JORDYN @ FAIRY TALE PRINCESS DIARIES


Jordyn is obsessed with Taylor Swift and claims she should rename her blog, "Like a Taylor Swift song, but less catchy." (Hey, Jordyn looks just like Taylor- why not!)  Her blog's got lots of sass and spunk.  For a great slice of Jordyn try "You don't know about me, but I bet you'll want to" or this post about staying true to yourself in the blogging world.  My  personal favorite, though, is this post about lessons learned from being a "serial monogamist."  Some amazing advice there, Taylor... errr Jordyn!




Nicole's blog is witty, fresh, and funny.  According to her, one of her blogging strengths is "not too many grammatical errors," so she's got that going for her too!  I laughed so hard at this spin on ways to get people to read your blog- I promise it's not what you think.  Also, this post on the four people you need if you're going to hack it in blog land is dead on.  Everything she writes is hilarious so do yourself a favor and check out her best of page- I'll see you in three hours!




If you are looking to meet a lot of bloggy friends then look no further than Laura's blog!  Laura hosts a weekly Wake up Wednesday link up with a giveaway where at least 100 bloggers always link up.  A great place for networking and frienshipping and not to mention the frequent, easy to enter giveaways.  Some of my favorite posts of hers are this one on overprotective parenting and this hilarious bit about traveling with dogs.  If you have pups you can certainly relate!




Katherine's blog is truly unique in that her posts are VERY short VERY succinct and you can never read just one.  Everytime I visit Katherine's blog I end up reading twelve blog posts before I even realize what has happened to me.  She is passionate and opinionated and always incites comments, which I love.  According to her, she writes about  "the human experience, the Mormon experience, and the woman experience in a way that is uniquely Katherine."  Some great posts to get you started are this one on how breaking bad encourages meth use, Is it Any Wonder? and Some Mansions.

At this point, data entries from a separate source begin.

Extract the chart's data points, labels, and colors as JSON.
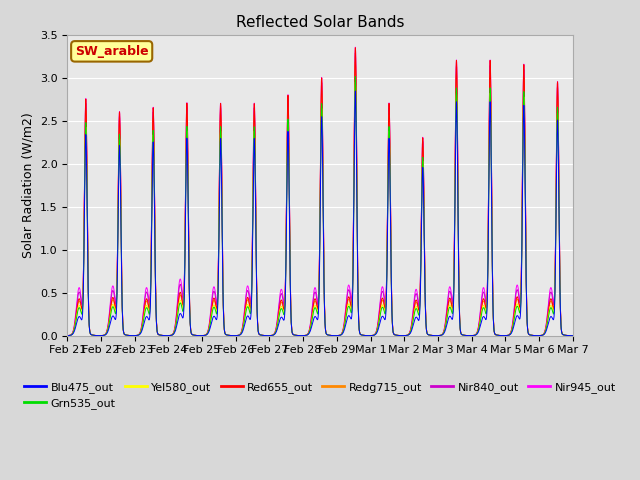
{
  "title": "Reflected Solar Bands",
  "ylabel": "Solar Radiation (W/m2)",
  "ylim": [
    0.0,
    3.5
  ],
  "yticks": [
    0.0,
    0.5,
    1.0,
    1.5,
    2.0,
    2.5,
    3.0,
    3.5
  ],
  "xtick_labels": [
    "Feb 21",
    "Feb 22",
    "Feb 23",
    "Feb 24",
    "Feb 25",
    "Feb 26",
    "Feb 27",
    "Feb 28",
    "Feb 29",
    "Mar 1",
    "Mar 2",
    "Mar 3",
    "Mar 4",
    "Mar 5",
    "Mar 6",
    "Mar 7"
  ],
  "annotation_text": "SW_arable",
  "annotation_color": "#cc0000",
  "annotation_bg": "#ffff99",
  "annotation_border": "#996600",
  "series_colors": {
    "Blu475_out": "#0000ff",
    "Grn535_out": "#00dd00",
    "Yel580_out": "#ffff00",
    "Red655_out": "#ff0000",
    "Redg715_out": "#ff8800",
    "Nir840_out": "#cc00cc",
    "Nir945_out": "#ff00ff"
  },
  "series_order": [
    "Blu475_out",
    "Grn535_out",
    "Yel580_out",
    "Red655_out",
    "Redg715_out",
    "Nir840_out",
    "Nir945_out"
  ],
  "background_color": "#d8d8d8",
  "plot_bg_color": "#e8e8e8",
  "grid_color": "#ffffff",
  "n_days": 15,
  "peak_values": [
    2.7,
    2.55,
    2.6,
    2.65,
    2.65,
    2.65,
    2.75,
    2.95,
    3.3,
    2.65,
    2.25,
    3.15,
    3.15,
    3.1,
    2.9
  ],
  "secondary_peak_values": [
    0.52,
    0.54,
    0.52,
    0.62,
    0.53,
    0.54,
    0.5,
    0.52,
    0.55,
    0.53,
    0.5,
    0.53,
    0.52,
    0.55,
    0.52
  ],
  "band_scales": {
    "Blu475_out": [
      0.35,
      0.85
    ],
    "Grn535_out": [
      0.55,
      0.9
    ],
    "Yel580_out": [
      0.6,
      0.88
    ],
    "Red655_out": [
      0.75,
      1.0
    ],
    "Redg715_out": [
      0.7,
      0.95
    ],
    "Nir840_out": [
      0.9,
      0.98
    ],
    "Nir945_out": [
      1.0,
      1.0
    ]
  },
  "title_fontsize": 11,
  "label_fontsize": 9,
  "tick_fontsize": 8
}
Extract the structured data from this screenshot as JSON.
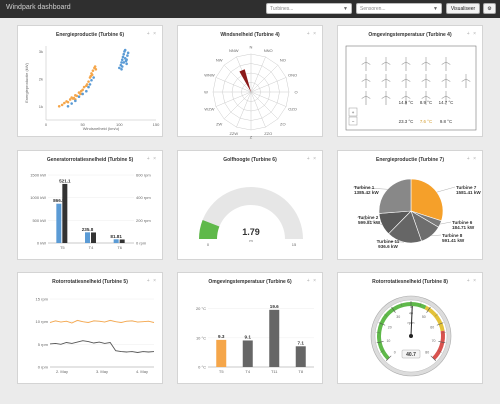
{
  "app": {
    "title": "Windpark dashboard"
  },
  "toolbar": {
    "select1": {
      "placeholder": "Turbines..."
    },
    "select2": {
      "placeholder": "Sensoren..."
    },
    "visualize_label": "Visualiseer",
    "settings_icon": "gear-icon"
  },
  "panels": [
    {
      "title": "Energieproductie (Turbine 6)"
    },
    {
      "title": "Windsnelheid (Turbine 4)"
    },
    {
      "title": "Omgevingstemperatuur (Turbine 4)"
    },
    {
      "title": "Generatorrotatiesnelheid (Turbine 5)"
    },
    {
      "title": "Golfhoogte (Turbine 6)"
    },
    {
      "title": "Energieproductie (Turbine 7)"
    },
    {
      "title": "Rotorrotatiesnelheid (Turbine 5)"
    },
    {
      "title": "Omgevingstemperatuur (Turbine 6)"
    },
    {
      "title": "Rotorrotatiesnelheid (Turbine 8)"
    }
  ],
  "panel_controls": "+ ×",
  "chart_data": [
    {
      "type": "scatter",
      "title": "Energieproductie (Turbine 6)",
      "xlabel": "Windsnelheid (km/u)",
      "ylabel": "Energieproductie (kW)",
      "x_ticks": [
        "0",
        "50",
        "100",
        "150"
      ],
      "y_ticks": [
        "1k",
        "2k",
        "3k"
      ],
      "xlim": [
        0,
        150
      ],
      "ylim": [
        500,
        3200
      ],
      "series": [
        {
          "color": "#f5a64a",
          "points": [
            [
              18,
              1000
            ],
            [
              22,
              1050
            ],
            [
              25,
              1120
            ],
            [
              28,
              1180
            ],
            [
              30,
              1150
            ],
            [
              33,
              1250
            ],
            [
              35,
              1320
            ],
            [
              37,
              1280
            ],
            [
              40,
              1400
            ],
            [
              42,
              1380
            ],
            [
              45,
              1500
            ],
            [
              47,
              1450
            ],
            [
              50,
              1600
            ],
            [
              52,
              1700
            ],
            [
              55,
              1750
            ],
            [
              58,
              1900
            ],
            [
              60,
              2050
            ],
            [
              62,
              2200
            ],
            [
              64,
              2300
            ],
            [
              66,
              2400
            ],
            [
              40,
              1250
            ],
            [
              48,
              1550
            ],
            [
              56,
              1800
            ],
            [
              63,
              2150
            ],
            [
              38,
              1300
            ],
            [
              67,
              2450
            ],
            [
              68,
              2350
            ],
            [
              61,
              2100
            ]
          ]
        },
        {
          "color": "#5b9bd5",
          "points": [
            [
              30,
              1000
            ],
            [
              35,
              1100
            ],
            [
              40,
              1200
            ],
            [
              45,
              1350
            ],
            [
              50,
              1450
            ],
            [
              55,
              1550
            ],
            [
              58,
              1700
            ],
            [
              60,
              1800
            ],
            [
              62,
              1950
            ],
            [
              65,
              2050
            ],
            [
              100,
              2400
            ],
            [
              102,
              2500
            ],
            [
              103,
              2600
            ],
            [
              104,
              2700
            ],
            [
              105,
              2800
            ],
            [
              106,
              2900
            ],
            [
              107,
              3000
            ],
            [
              108,
              2750
            ],
            [
              109,
              2650
            ],
            [
              110,
              2550
            ],
            [
              111,
              2850
            ],
            [
              112,
              2950
            ],
            [
              104,
              2450
            ],
            [
              108,
              3050
            ],
            [
              103,
              2350
            ],
            [
              110,
              2700
            ],
            [
              106,
              2600
            ]
          ]
        }
      ]
    },
    {
      "type": "polar",
      "title": "Windsnelheid (Turbine 4)",
      "directions": [
        "N",
        "NNO",
        "NO",
        "ONO",
        "O",
        "OZO",
        "ZO",
        "ZZO",
        "Z",
        "ZZW",
        "ZW",
        "WZW",
        "W",
        "WNW",
        "NW",
        "NNW"
      ],
      "arrow_direction": "NNW",
      "arrow_color": "#8b1a1a"
    },
    {
      "type": "map",
      "title": "Omgevingstemperatuur (Turbine 4)",
      "zoom_in": "+",
      "zoom_out": "−",
      "readings": [
        {
          "value": "14.9 °C",
          "color": "#333333"
        },
        {
          "value": "8.9 °C",
          "color": "#333333"
        },
        {
          "value": "14.7 °C",
          "color": "#333333"
        },
        {
          "value": "23.3 °C",
          "color": "#333333"
        },
        {
          "value": "7.6 °C",
          "color": "#d19a2a"
        },
        {
          "value": "9.8 °C",
          "color": "#333333"
        }
      ]
    },
    {
      "type": "bar",
      "title": "Generatorrotatiesnelheid (Turbine 5)",
      "categories": [
        "T5",
        "T4",
        "T6"
      ],
      "left_ticks": [
        "0 kW",
        "500 kW",
        "1000 kW",
        "1500 kW"
      ],
      "right_ticks": [
        "0 rpm",
        "200 rpm",
        "400 rpm",
        "600 rpm"
      ],
      "ylim_left": [
        0,
        1500
      ],
      "ylim_right": [
        0,
        600
      ],
      "series": [
        {
          "color": "#5b9bd5",
          "axis": "left",
          "values": [
            866.5,
            235.8,
            81.81
          ],
          "labels": [
            "866.5",
            "235.8",
            "81.81"
          ]
        },
        {
          "color": "#333333",
          "axis": "right",
          "values": [
            521.1,
            93,
            31
          ],
          "labels": [
            "521.1",
            "",
            ""
          ]
        }
      ]
    },
    {
      "type": "gauge",
      "title": "Golfhoogte (Turbine 6)",
      "value": 1.79,
      "value_label": "1.79",
      "unit": "m",
      "min": 0,
      "max": 15,
      "min_label": "0",
      "max_label": "15",
      "color": "#5fb94a"
    },
    {
      "type": "pie",
      "title": "Energieproductie (Turbine 7)",
      "slices": [
        {
          "label": "Turbine 7",
          "value": 1581.41,
          "text": "1581.41 kW",
          "color": "#f5a02a"
        },
        {
          "label": "Turbine 6",
          "value": 184.71,
          "text": "184.71 kW",
          "color": "#7a7a7a"
        },
        {
          "label": "Turbine 8",
          "value": 591.41,
          "text": "591.41 kW",
          "color": "#6e6e6e"
        },
        {
          "label": "Turbine 11",
          "value": 936.6,
          "text": "936.6 kW",
          "color": "#666666"
        },
        {
          "label": "Turbine 2",
          "value": 599.81,
          "text": "599.81 kW",
          "color": "#5a5a5a"
        },
        {
          "label": "Turbine 1",
          "value": 1385.42,
          "text": "1385.42 kW",
          "color": "#888888"
        }
      ]
    },
    {
      "type": "line",
      "title": "Rotorrotatiesnelheid (Turbine 5)",
      "y_ticks": [
        "0 rpm",
        "5 rpm",
        "10 rpm",
        "15 rpm"
      ],
      "x_ticks": [
        "2. May",
        "3. May",
        "4. May"
      ],
      "ylim": [
        0,
        15
      ],
      "series": [
        {
          "color": "#f5a64a",
          "values": [
            9.8,
            10.2,
            9.9,
            10.1,
            9.7,
            10.3,
            10,
            9.8,
            10.2,
            10.1,
            9.9,
            10.3,
            10,
            9.8,
            10.1,
            10.2,
            9.9,
            10,
            10.1,
            9.8
          ]
        },
        {
          "color": "#555555",
          "values": [
            5.1,
            5.2,
            5,
            5.4,
            5.2,
            5.5,
            5.8,
            5.6,
            5.3,
            5.5,
            5.2,
            5.4,
            3.6,
            3.4,
            3.3,
            3.4,
            3.2,
            3.4,
            3.3,
            3.4
          ]
        }
      ]
    },
    {
      "type": "bar",
      "title": "Omgevingstemperatuur (Turbine 6)",
      "categories": [
        "T5",
        "T4",
        "T11",
        "T8"
      ],
      "y_ticks": [
        "0 °C",
        "10 °C",
        "20 °C"
      ],
      "ylim": [
        0,
        24
      ],
      "values": [
        9.3,
        9.1,
        19.6,
        7.1
      ],
      "labels": [
        "9.3",
        "9.1",
        "19.6",
        "7.1"
      ],
      "colors": [
        "#f5a64a",
        "#666666",
        "#666666",
        "#666666"
      ]
    },
    {
      "type": "gauge",
      "title": "Rotorrotatiesnelheid (Turbine 8)",
      "value": 40.7,
      "value_label": "40.7",
      "unit": "rpm",
      "min": 0,
      "max": 80,
      "tick_labels": [
        "0",
        "10",
        "20",
        "30",
        "40",
        "50",
        "60",
        "70",
        "80"
      ]
    }
  ]
}
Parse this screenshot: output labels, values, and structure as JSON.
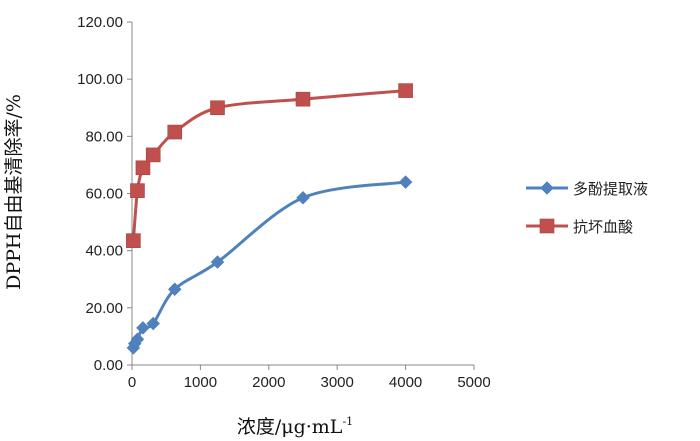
{
  "chart_data": {
    "type": "line",
    "xlabel": "浓度/μg·mL",
    "xlabel_sup": "-1",
    "ylabel": "DPPH自由基清除率/%",
    "xlim": [
      0,
      5000
    ],
    "ylim": [
      0,
      120
    ],
    "x_ticks": [
      "0",
      "1000",
      "2000",
      "3000",
      "4000",
      "5000"
    ],
    "y_ticks": [
      "0.00",
      "20.00",
      "40.00",
      "60.00",
      "80.00",
      "100.00",
      "120.00"
    ],
    "grid": false,
    "legend_position": "right",
    "series": [
      {
        "name": "多酚提取液",
        "color": "#4F81BD",
        "marker": "diamond",
        "x": [
          20,
          40,
          80,
          160,
          310,
          625,
          1250,
          2500,
          4000
        ],
        "y": [
          6.0,
          7.5,
          9.0,
          13.0,
          14.5,
          26.5,
          36.0,
          58.5,
          64.0
        ]
      },
      {
        "name": "抗坏血酸",
        "color": "#C0504D",
        "marker": "square",
        "x": [
          20,
          80,
          160,
          310,
          625,
          1250,
          2500,
          4000
        ],
        "y": [
          43.5,
          61.0,
          69.0,
          73.5,
          81.5,
          90.0,
          93.0,
          96.0
        ]
      }
    ]
  }
}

Kelly's blog has got a little bit of everything.  She has been on a mission to lose 100 pounds (WOW!) and her motivation is seriously inspiring.  Her little brother is serving an LDS mission in Rwanda and her Missionary Monday posts she does about him are so fascinating.  I also greatly enjoyed this post- "Zero is not a size." (Although I still can't decide if I agree...)  Oh- and I can't forget this post poking fun of all the pregnant bloggers- yes, there are SO MANY of us right now, I agree!  I tried to tell all the other bloggers that only I could be pregnant right now, but they didn't listen.  Rude!